CHICAGO | Environmental activists and cultural heritage organizations are backing a plan to designate the region from the Pullman State Historic Site to the Indiana Dunes as a Calumet Heritage Area.

If approved by Congress, the heritage area would be managed and developed by a local entity. The Calumet Heritage Partnership is leading the effort to study the concept.

On Saturday, backers of the concept met at the Pullman site -- being touted as a future national park -- to discuss how the region could benefit.

“There are a lot of things that can happen if you have that little arrowhead (the National Park Service logo) associated with this,” said Lynn McClure, Midwest regional director for the Midwest regional office of the National Parks Conservation Association, which is a nonprofit.

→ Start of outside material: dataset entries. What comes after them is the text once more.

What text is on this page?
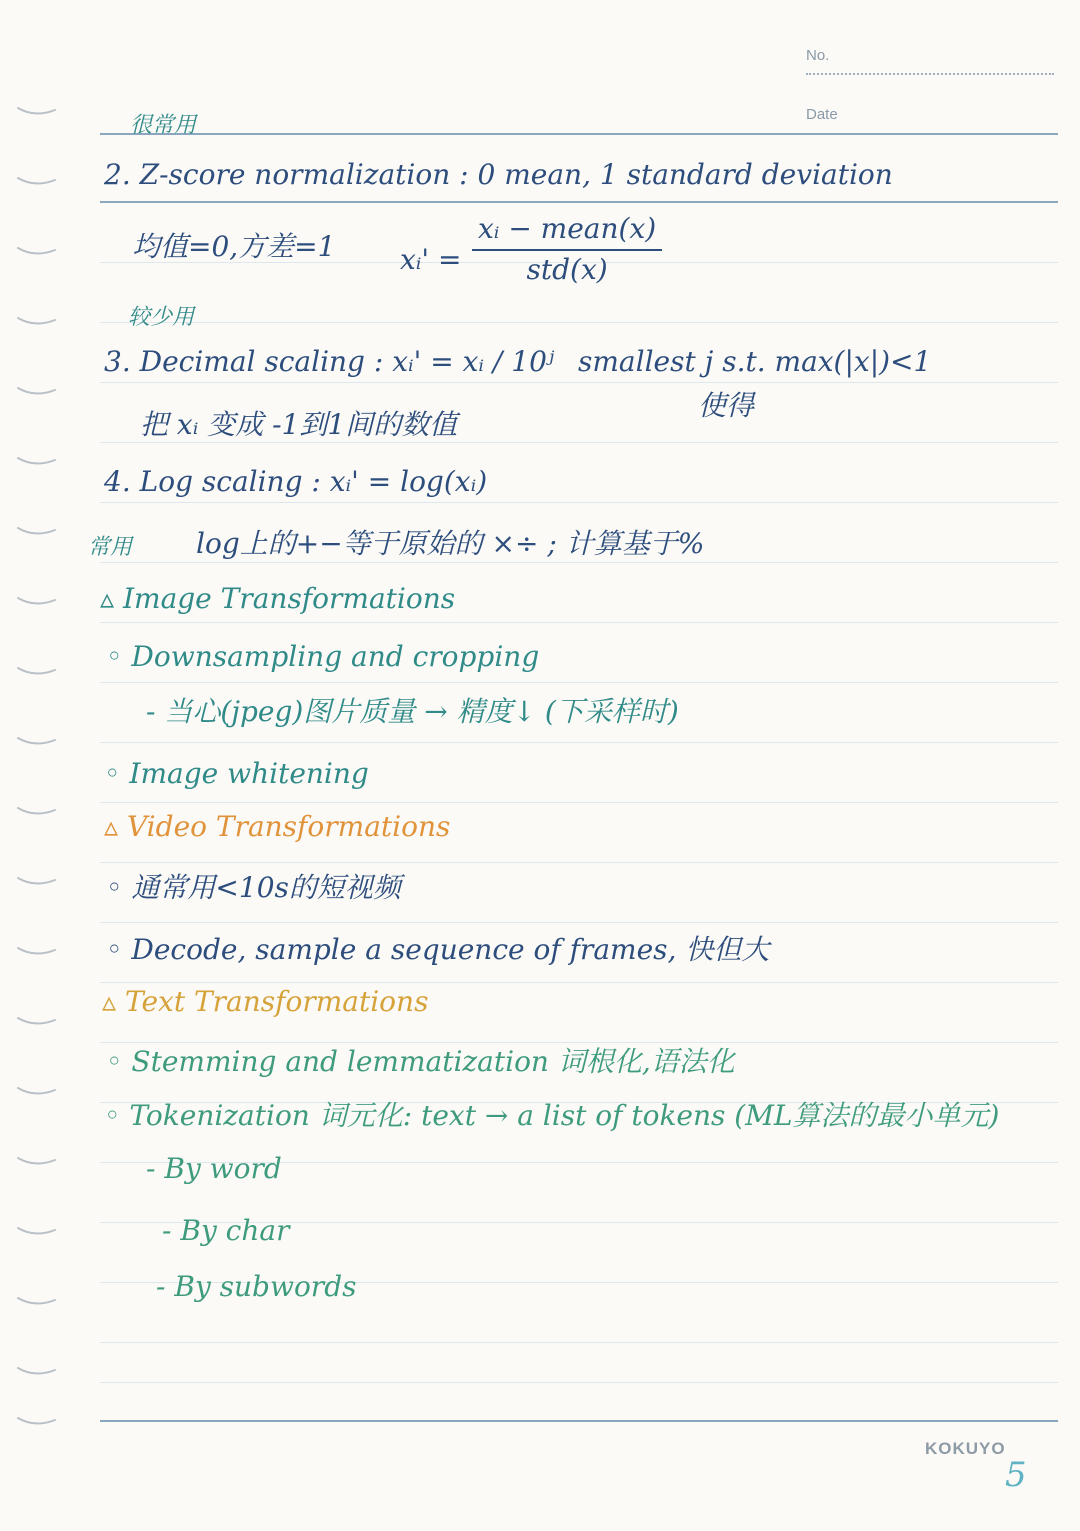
No.
Date
很常用
2. Z-score normalization : 0 mean, 1 standard deviation
均值=0,方差=1 xᵢ' =
xᵢ − mean(x)
std(x)
较少用
3. Decimal scaling : xᵢ' = xᵢ / 10ʲ smallest j s.t. max(|x|)<1
使得
把 xᵢ 变成 -1到1间的数值
4. Log scaling : xᵢ' = log(xᵢ)
常用 log上的+−等于原始的 ×÷ ; 计算基于%
▵ Image Transformations
◦ Downsampling and cropping
- 当心(jpeg)图片质量 → 精度↓ (下采样时)
◦ Image whitening
▵ Video Transformations
◦ 通常用<10s的短视频
◦ Decode, sample a sequence of frames, 快但大
▵ Text Transformations
◦ Stemming and lemmatization 词根化,语法化
◦ Tokenization 词元化: text → a list of tokens (ML算法的最小单元)
- By word
- By char
- By subwords
KOKUYO
5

The concept has the backing of U.S. Rep. Pete Visclosky, D-Merrillville.

“We have been working on the Marquette Plan to achieve the goal of reclaiming at least 75 percent of the lakeshore for public use for quite some time," Visclosky said in a written statement Monday night. "Today, through investments by local communities, businesses, and the Regional Development Authority, this effort continues to transform the lakeshore and is changing communities for the better. The mission of the Calumet Heritage Partnership aligns with our responsibility to continue preserving and protecting the Calumet Area for future generations."

There are 49 heritage areas in the country, said Mark Bouman, program director of The Field Museum and president of the Calumet Heritage Partnership. For every federal dollar spent, the heritage areas generate $5.50 for the local economy, he said.

According to a study conducted in February on six of those heritage areas, the sites are projected to generate $12.9 billion in economic activity and create 148,000 jobs nationally. The study was done for the Alliance of National Heritage Areas.

“Combining Pullman and the Indiana Dunes is very important,” said Mike Shymanski, president of the Historic Pullman Foundation. He thinks the labor strife associated with Pullman’s story is particularly relevant to today because it came at a time of economic recession.

“Having a national park at each end of our area would bring people to our area, while also giving us the ability to tell our stories and display our resources to our advantage,” said Scymanski, who also serves as vice president of the Dunes National Park Association.

The gathering was sponsored by the Illinois Historic Preservation Agency, ArcelorMittal and The Field Museum.

Bouman said a lot of the people who started out backing the Pullman project have come to realize that supporting Indiana Dunes' efforts will strengthen their own position.

“The Dunes are a significant part of the overall goal,” he said. “We’re hearing a lot about the Dunes because they are a significant part of this effort.”

Diane Banta, an outdoor recreation planner for the National Park Service, said she wonders if the Dunes and the Pullman factory are associated with South Side Chicago and that may be why some are reluctant to support these projects.

“There’s this view in Chicago that the North Side, they get the money for trails, they have the Cubs,” Banta said. “We have the White Sox, and we don’t get any money for trails.”

But Banta said she thinks that having Pullman backers spending time to support improvement of the Indiana Dunes will be the key to getting this project approved.

“The people did the right thing to get support. I think it’s going to happen,” she said.


* EDITOR'S NOTE: This story has been corrected from an earlier version.